The letter rightfully points out that the clock is ticking, and we are at the six-month anniversary of the WPEA’s blockage from passage by one anonymous Senator in the 11th hour of the 110th Congress. With each month’s delay, an average 16 whistleblowers lose their cases at the administrative hearing level. Further, each month as the debate over the Debt Ceiling bill draws out, we leave the most effective safeguard of taxpayer dollars unequipped to safely disclose wasteful spending. The letter captures this costly paradox:

For half a year, you have not delivered the whistleblower and taxpayer protection reform you promised. Meanwhile federal spending continues at extreme levels without adequate oversight. Billions of unaccountable taxpayer dollars are being blown as a result of federal employees being reluctant to report fraud, waste, and abuse. You tell the public that you wish to prevent our federal government’s historically excessive waste — but without the testimony of eyewitness officials out in the field and in the cubicles the government’s investigators and enforcers are lame. Right now, exposing extensive waste or those abusing power in the high in the chain of command is a ludicrous risk.

Federal whistleblowers should not have to weigh the cost of putting their nation’s wellbeing before their own and that of their family when debating disclosing government waste, fraud and abuse.
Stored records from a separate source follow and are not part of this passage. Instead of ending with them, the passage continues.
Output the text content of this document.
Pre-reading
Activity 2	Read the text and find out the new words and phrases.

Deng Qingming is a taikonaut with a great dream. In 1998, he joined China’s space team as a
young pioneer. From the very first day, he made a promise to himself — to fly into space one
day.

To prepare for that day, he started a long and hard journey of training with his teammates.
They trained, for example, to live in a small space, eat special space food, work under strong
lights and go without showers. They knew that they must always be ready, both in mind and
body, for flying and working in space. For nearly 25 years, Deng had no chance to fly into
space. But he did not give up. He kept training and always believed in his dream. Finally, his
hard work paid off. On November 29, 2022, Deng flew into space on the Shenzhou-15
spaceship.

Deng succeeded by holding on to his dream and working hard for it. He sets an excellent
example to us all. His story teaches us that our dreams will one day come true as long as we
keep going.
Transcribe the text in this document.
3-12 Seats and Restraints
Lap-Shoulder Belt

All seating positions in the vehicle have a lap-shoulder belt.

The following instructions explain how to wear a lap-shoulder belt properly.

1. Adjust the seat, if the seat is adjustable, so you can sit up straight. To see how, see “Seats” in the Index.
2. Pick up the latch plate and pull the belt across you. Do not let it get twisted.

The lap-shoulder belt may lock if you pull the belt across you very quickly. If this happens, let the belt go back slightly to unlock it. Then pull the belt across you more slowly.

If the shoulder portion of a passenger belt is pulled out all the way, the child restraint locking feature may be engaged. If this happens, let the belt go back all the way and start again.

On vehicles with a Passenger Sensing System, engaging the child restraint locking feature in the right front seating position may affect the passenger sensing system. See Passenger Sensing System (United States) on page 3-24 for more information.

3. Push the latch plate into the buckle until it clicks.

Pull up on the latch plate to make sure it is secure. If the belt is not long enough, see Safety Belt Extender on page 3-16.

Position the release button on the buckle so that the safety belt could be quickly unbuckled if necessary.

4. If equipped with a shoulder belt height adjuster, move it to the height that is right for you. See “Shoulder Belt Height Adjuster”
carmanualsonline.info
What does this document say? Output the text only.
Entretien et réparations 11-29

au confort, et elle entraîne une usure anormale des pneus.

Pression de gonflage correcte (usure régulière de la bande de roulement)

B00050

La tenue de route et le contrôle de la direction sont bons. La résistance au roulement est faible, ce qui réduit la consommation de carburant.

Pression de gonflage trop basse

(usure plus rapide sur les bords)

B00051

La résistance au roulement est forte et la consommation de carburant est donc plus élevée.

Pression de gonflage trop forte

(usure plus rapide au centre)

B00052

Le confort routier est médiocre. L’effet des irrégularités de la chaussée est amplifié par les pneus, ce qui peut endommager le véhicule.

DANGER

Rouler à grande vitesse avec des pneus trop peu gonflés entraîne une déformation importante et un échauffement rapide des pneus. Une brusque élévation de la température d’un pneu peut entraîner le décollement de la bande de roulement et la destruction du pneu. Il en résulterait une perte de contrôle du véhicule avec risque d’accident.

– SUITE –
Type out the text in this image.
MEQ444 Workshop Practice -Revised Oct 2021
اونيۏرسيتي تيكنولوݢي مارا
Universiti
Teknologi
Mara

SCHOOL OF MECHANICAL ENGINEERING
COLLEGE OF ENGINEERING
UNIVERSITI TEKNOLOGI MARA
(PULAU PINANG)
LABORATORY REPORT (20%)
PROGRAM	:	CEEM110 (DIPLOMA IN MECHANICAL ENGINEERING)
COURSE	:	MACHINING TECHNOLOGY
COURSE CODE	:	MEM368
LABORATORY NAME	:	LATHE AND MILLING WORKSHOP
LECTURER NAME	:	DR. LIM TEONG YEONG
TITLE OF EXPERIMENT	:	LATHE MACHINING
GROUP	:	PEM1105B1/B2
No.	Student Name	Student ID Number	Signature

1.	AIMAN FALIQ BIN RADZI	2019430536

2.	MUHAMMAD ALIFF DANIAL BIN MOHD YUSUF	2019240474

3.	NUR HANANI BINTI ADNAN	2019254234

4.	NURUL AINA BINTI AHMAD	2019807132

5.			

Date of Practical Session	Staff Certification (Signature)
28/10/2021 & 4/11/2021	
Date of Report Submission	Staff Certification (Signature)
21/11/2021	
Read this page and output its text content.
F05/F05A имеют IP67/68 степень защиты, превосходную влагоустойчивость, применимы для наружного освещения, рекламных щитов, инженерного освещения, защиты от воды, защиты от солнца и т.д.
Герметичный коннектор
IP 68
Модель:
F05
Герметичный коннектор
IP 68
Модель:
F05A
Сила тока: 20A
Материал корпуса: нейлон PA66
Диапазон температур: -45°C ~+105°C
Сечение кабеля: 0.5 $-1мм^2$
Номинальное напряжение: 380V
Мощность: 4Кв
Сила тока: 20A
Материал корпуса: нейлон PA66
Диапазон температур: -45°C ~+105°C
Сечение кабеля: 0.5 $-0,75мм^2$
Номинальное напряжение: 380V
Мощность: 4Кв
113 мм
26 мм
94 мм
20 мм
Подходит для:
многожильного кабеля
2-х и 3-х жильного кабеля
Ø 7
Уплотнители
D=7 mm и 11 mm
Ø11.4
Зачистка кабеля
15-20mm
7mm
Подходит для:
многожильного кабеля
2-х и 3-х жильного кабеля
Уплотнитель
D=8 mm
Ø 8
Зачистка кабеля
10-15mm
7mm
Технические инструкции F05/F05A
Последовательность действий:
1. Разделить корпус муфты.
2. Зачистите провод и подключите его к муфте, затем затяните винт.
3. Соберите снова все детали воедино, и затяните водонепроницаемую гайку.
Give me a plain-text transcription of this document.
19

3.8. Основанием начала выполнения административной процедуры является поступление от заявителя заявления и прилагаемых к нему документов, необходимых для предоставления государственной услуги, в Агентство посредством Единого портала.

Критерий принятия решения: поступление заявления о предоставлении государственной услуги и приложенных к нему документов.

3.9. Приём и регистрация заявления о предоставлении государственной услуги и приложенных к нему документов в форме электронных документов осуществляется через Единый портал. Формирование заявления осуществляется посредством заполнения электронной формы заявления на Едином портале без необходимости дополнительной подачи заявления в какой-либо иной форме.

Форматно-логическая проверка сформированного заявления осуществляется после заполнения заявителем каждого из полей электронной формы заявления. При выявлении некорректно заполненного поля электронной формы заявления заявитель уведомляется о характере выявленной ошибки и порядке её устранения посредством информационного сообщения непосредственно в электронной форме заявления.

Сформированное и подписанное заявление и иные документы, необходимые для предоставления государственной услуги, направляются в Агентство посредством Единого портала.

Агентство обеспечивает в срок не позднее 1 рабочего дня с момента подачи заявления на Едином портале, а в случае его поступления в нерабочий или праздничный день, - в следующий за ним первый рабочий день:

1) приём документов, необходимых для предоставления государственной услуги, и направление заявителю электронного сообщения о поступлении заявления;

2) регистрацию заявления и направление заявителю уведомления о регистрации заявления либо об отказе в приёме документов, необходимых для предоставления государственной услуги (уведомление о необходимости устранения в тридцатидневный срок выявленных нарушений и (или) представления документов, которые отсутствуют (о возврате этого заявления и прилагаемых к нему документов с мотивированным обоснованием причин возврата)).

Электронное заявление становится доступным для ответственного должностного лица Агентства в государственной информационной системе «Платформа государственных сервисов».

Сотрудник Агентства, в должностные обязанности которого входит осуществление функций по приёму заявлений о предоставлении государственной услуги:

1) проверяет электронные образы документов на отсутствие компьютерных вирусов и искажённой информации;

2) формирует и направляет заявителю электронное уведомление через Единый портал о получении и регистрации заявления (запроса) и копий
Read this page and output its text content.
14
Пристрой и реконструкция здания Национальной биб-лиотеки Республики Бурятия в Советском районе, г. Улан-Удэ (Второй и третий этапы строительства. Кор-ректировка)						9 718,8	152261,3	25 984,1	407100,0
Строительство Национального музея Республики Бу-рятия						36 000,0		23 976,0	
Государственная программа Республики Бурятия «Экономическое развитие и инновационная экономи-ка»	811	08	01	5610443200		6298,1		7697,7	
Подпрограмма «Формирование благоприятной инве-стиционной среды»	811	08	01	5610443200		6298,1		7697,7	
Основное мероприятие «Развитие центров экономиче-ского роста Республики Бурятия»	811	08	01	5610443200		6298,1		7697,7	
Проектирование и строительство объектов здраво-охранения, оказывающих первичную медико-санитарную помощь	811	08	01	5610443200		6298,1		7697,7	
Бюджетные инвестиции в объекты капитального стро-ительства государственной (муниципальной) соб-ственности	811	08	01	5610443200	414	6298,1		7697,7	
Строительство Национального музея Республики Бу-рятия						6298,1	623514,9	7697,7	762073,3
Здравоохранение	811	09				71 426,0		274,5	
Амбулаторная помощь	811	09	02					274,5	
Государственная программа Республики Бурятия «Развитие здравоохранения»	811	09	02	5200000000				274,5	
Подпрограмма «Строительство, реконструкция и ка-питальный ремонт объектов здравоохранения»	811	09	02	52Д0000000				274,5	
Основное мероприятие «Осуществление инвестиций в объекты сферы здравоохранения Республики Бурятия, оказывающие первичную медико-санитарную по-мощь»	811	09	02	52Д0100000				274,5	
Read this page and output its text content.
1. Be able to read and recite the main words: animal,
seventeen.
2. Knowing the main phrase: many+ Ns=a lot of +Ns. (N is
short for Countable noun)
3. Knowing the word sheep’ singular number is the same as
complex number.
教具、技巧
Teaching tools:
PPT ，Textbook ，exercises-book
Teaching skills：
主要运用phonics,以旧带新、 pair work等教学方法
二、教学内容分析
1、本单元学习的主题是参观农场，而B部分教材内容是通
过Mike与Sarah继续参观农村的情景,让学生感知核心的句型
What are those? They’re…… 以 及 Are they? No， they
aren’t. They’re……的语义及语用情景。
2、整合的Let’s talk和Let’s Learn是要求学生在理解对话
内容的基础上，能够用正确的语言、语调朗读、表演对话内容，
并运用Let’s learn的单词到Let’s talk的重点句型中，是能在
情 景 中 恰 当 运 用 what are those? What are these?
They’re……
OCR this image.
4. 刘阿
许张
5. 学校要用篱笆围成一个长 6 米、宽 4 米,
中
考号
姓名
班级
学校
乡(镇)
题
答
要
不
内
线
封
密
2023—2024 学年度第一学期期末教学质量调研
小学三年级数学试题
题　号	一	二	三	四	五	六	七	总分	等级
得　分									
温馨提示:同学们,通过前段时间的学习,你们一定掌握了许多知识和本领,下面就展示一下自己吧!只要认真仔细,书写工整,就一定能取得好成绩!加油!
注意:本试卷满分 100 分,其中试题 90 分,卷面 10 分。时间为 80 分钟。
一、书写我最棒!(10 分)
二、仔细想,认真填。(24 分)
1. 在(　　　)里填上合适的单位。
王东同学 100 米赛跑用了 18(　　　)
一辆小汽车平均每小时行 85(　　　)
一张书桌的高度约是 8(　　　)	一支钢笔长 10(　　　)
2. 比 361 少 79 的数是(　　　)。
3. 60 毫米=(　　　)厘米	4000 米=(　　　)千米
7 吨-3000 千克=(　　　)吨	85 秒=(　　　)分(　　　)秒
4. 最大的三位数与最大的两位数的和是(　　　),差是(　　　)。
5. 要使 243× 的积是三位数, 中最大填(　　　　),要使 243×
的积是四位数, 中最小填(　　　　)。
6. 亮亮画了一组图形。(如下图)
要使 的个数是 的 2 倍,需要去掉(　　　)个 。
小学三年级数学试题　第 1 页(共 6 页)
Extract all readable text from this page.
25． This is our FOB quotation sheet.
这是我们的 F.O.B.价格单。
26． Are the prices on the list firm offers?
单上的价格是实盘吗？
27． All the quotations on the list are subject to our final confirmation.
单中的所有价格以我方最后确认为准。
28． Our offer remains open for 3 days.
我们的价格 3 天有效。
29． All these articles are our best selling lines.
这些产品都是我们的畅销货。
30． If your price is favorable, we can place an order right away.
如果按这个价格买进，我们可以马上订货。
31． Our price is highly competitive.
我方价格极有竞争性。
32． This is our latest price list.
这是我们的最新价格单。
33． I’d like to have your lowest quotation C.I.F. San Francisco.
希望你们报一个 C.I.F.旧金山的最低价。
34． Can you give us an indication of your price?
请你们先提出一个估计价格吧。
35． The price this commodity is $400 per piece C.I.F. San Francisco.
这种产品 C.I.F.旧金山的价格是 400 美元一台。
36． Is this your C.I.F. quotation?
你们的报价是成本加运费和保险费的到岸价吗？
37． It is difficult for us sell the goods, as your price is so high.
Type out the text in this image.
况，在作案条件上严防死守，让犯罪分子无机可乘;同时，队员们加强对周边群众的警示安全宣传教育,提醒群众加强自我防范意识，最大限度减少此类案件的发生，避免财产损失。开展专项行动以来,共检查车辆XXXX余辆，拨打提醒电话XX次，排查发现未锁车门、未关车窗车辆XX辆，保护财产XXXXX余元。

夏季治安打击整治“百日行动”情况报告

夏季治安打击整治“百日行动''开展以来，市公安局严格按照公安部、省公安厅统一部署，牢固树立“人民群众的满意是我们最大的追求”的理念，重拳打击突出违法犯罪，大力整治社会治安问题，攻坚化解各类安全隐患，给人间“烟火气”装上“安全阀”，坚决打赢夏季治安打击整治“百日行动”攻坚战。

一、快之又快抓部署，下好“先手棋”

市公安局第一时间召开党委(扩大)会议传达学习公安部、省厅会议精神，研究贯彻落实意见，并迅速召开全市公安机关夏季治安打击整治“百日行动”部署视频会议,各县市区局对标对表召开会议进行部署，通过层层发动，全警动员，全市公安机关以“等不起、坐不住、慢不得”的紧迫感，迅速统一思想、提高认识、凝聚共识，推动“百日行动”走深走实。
According to the signers, however, the culture of silence within the federal government persists:

The cat’s out of the bag among federal officials: “Don’t be a hero — turn a blind-eye so you can collect another paycheck to support the family.”

These courageous truth-tellers are the eyes and ears to abuses of power that betray the public trust. Through the exposure of a billion dollar domestic surveillance program, to helping prevent nuclear power plant meltdowns, to warning about contaminated food before it hits our children’s plates … by protecting the whistleblower we protect our nation’s integrity.

Regardless of this well known truth, federal workers have rights far weaker than those congress has passed for corporate workers since 2002. The whistleblowers, having run the legal gauntlet first-hand, attest to this disparity:

Federal whistleblowers need normal access to court, including reviews by the regional circuit courts and jury trials, the same as provided to private sector employees in every one of ten corporate whistleblower laws passed since 2002. Those protecting the taxpayers should not have second class due process rights, compared to those protecting the shareholders.

To describe the treatment of our federal whistleblowers as shameful is an understatement. The letter pulls no punches, from its citation of the unprecedented prosecution of federal whistleblowers, to the embarrassing track record at the Merit Systems Protection Board, it warns that under current law, taxpayer dollars will continue to go down the drain:

For half a year, you have allowed potentially billions of tax dollars to be wasted because all federal workers know they cannot speak up without engaging in professional suicide. The Whistleblower Protection Act of 1989 no longer works.

However, they refuse to be victims and fall through the cracks of a broken system. Each signatory on this letter has been a pioneer of change, and they have collectively challenged their representatives to follow suit, by uniting in passage of the WPEA. Fortunately for Congress, passage of this legislation will enhance their political capital, and should not be delayed further.